In a wide-ranging interview with The Examiner’s editorial board, the former Massachusetts governor said he couldn’t explain why his poll numbers have remained stagnant while a succession of other GOP candidates have surged ahead of him. But he predicts Gingrich, the latest to supercede him in the polls, will suffer the fate of the rest and eventually will fall behind him again. Romney admits, though, that the contest could stretch out for months.
“It’s not a process that will be over in a day,” Romney said. “We have Iowa and New Hampshire, but we also have South Carolina, Florida, Nevada, Colorado. I need to get about 1,100-plus delegates. So I expect to keep on campaigning through this process with the ups and downs.

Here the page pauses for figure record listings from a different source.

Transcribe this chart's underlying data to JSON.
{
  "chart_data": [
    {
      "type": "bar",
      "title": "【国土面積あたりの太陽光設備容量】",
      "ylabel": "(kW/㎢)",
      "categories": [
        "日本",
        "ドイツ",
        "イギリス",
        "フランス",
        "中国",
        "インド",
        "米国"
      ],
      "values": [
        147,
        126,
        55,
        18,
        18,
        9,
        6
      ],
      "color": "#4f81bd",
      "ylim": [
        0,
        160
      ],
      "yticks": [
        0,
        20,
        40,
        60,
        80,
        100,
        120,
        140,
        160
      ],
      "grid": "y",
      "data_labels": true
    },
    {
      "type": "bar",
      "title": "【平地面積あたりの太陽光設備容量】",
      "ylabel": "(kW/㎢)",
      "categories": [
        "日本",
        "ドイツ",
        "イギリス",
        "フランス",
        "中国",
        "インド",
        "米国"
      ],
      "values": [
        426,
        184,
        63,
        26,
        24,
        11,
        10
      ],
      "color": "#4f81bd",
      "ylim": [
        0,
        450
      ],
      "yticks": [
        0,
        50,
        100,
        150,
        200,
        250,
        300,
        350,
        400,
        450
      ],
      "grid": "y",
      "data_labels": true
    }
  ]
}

And while someone may go up temporarily, my experience is that I can’t guarantee that they’ll be down in a month, but I can guarantee that they’ll be down in three or four months and I just need to make sure that I’m getting the delegates at the time they are being awarded.”
Romney said he would make a better president than Gingrich because he is a consensus builder. He suggested that Gingrich is divisive and less able to lead.

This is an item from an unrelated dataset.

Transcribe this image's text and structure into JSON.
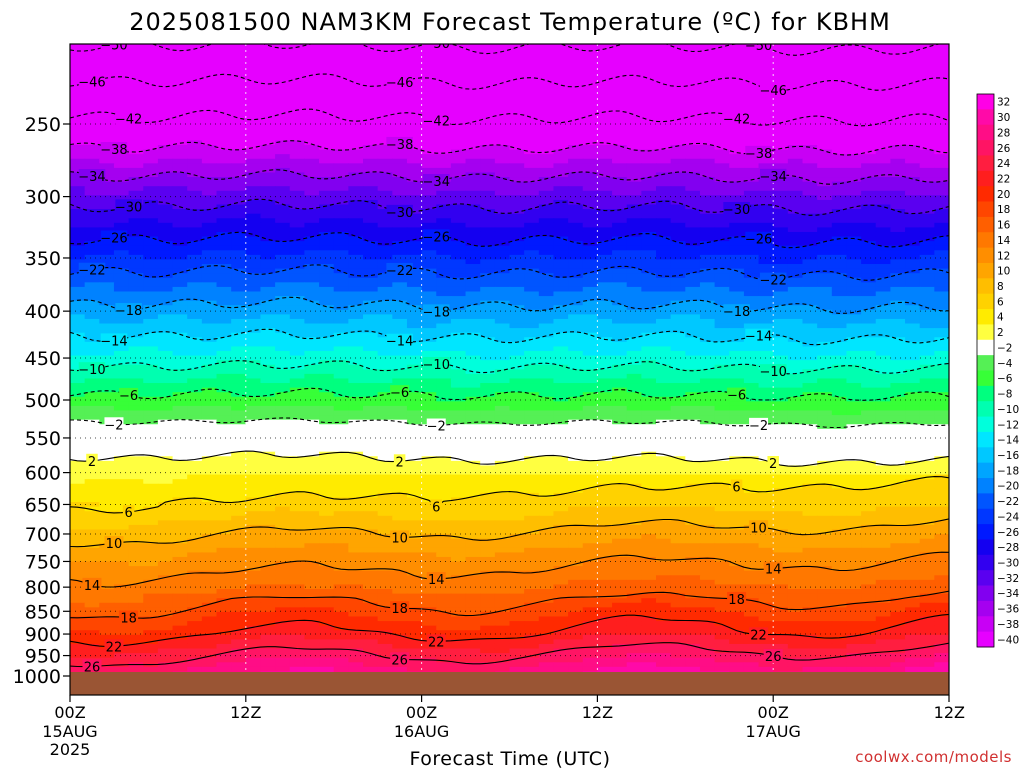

“Transforming and turning around and leading major enterprises is what I’ve done throughout my life, and I have only been able to do that by bringing people together and engendering consensus — and that’s a characteristic of my past,” Romney said. “Speaker Gingrich has a very different past in terms of his leadership style and in terms of his life experience. I spent my life leading enterprises and as the head of two different businesses, head of an Olympics and as governor of a state.”
Romney defended the non-aggressive campaign style that he has practiced since entering the race and said with just weeks remaining until the Iowa caucuses on Jan. 3, he plans to be “much more visible.”
Some Republicans have criticized Romney for his low-key campaign and said it left him open to the string of other candidates like Gingrich who have sprinted past him in the polls.
“It had been our strategy that, as someone who was among the frontrunners, if I spent all my time on TV, people would tire of me,” Romney explained. “I could not be a new and interesting voice and it was wise to hold back and then come forward at a time when people are focused on the elections. So, you’ll see me a lot more than in the past.”
New poll numbers show Gingrich is well ahead of Romney in just about every key primary state except New Hampshire, where Romney holds onto a solid lead. Even in Colorado, where Romney was once expected to prevail, Gingrich now leads him 37 percent to 18 percent, according to a Public Policy Poll.
Later Wednesday morning, Romney spoke to the Republican Jewish Coalition, arguing that his business experience makes him the best candidate to lead the country and distinguishes him from the other candidates.
“I’m not in this because I want to reach the next step in my political career,” Romney said, describing himself as “a creature of the private sector.”
“I’ve signed the front and back of a paycheck,” Romney told the crowd.
He criticized President Obama’s treatment of Israel and promised to visit the country on his first foreign trip as president.
“I will reaffirm as a vital national interest, Israel’s interest as a Jewish state, “ Romney said. “And I want the world to know the bonds that exist between Israel and the United States are unshakable.”
Romney warned that Obama would be tough to defeat because he is an incumbent.
“Our party must offer a candidate that can make the case for freedom, opportunity and strength,” Romney said. “Our nominee must offer Americans more that just a choice to vote against Barack Obama.”